The Indian Nokia project started with Devanagari and Tamil. After those writing systems, we made our way towards West Bengal to design Nokia Pure Bengali. The project was a steep learning curve yet rewarding.
The research scope for Indian writing systems is wide, whilst the digital source of references is very restricted. Tackling the Bengali writing system was very challenging for both production and design. Luckily, we had the chance to have Fiona Ross* consulting for us, as well as Jo De Baerdemaeker; without them, the project would not have been what it is now.
Designing a typeface is a team effort. Digital typography creates a link between linguistics, design and technology. This tri-party collaboration becomes even more tangible when it comes to designing a non-Latin script involving complex syntax rules.
The first difficulty we had to face was the glyph list, also called encoding. This list answers the question: “what do we have to draw?”. The encoding covers both linguistic and production needs. The linguistic glyphs are the ones used to write down sounds transcribing the language or any languages (transliteration should not be forgotten especially in the syllabary systems). The production glyphs, and often alternates, are created to help the proper behaviour of the final product, the font. As the designer and engineer develop the project, they understand the technical needs and the tricks to create.
Bengali shares resemblances with Devanagari, but its feel is very different. Even in the case of a neutral sans serif, one should not forget the pulp and essence of the designated writing system. Bengali is a very vibrant and dynamic script; you can notice its liveliness in many out-strokes, for example in Da (see below).

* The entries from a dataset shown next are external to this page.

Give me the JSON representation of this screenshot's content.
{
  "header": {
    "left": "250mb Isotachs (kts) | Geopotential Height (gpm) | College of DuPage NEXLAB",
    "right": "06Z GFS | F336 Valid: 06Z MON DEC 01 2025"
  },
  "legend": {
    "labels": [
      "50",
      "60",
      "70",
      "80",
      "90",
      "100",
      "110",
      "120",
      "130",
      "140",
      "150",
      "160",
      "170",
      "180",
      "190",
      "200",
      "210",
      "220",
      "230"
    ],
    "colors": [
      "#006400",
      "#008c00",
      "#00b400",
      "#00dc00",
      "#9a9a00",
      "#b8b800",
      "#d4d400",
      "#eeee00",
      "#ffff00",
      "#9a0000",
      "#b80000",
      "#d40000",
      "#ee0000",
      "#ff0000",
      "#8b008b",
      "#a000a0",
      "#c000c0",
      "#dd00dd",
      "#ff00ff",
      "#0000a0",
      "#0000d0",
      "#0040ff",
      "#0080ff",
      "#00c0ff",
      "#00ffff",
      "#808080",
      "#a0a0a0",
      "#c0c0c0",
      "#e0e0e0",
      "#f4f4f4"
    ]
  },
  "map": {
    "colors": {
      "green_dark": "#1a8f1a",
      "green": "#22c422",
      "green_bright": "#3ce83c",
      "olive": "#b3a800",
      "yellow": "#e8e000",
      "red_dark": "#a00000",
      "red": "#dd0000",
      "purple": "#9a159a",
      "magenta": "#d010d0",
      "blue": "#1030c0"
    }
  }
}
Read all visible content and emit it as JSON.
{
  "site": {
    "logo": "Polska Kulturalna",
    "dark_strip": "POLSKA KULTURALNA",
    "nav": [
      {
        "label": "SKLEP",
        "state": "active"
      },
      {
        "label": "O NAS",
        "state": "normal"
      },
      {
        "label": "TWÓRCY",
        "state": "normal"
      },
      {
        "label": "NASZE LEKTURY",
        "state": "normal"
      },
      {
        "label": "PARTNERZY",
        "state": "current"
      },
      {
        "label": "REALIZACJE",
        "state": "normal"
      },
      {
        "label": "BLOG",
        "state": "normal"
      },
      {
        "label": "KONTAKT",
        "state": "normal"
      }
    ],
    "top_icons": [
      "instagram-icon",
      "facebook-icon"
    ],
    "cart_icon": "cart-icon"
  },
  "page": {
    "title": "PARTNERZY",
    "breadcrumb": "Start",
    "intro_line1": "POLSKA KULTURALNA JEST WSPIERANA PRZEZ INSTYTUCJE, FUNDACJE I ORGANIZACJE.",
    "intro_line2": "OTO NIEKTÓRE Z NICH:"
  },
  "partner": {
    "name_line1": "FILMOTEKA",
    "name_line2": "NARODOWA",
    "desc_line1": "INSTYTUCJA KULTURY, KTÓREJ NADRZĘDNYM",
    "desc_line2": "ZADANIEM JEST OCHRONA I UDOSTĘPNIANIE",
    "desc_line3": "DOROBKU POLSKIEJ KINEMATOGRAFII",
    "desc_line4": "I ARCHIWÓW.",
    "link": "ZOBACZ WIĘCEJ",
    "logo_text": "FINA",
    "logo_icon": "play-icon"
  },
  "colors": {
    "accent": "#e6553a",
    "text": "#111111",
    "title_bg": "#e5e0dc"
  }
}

Most of the conjuncts** in Bengali are shaped vertically. This becomes a real issue in digital typography. Designers and engineers are working within a bounding box, and the available space below the Latin baseline is rather small; vertical space tends to be lacking. Therefore, when developing a Bengali typeface, the designer is greatly encouraged to restrict the depth of the characters and conjuncts as much as possible. To add more design complexity, the conjuncts are often visually crowded, so this problem has been addressed using many optical modifications and corrections (see below).
Bengali conjuncts are built upon base glyphs; most of them are visually self-explanatory. However, a handful of them are not and need special care and research in order to make sure of their accuracy, like in KTa (see below).
After many months of development, the design and production eventually came to an end. You can appreciate the result compared to its Latin companion (see below).
* Fiona G. E. Ross is the author of The Printed Bengali Character and its evolution, first published in 1999 by Curzon Press. Reprint by Shishu Sahitya Samsad in 2009.
** A ligature is a glyph representing the combination of a consonant and a vowel. A conjunct is the compound of two consonants together to shape one single glyph (see below).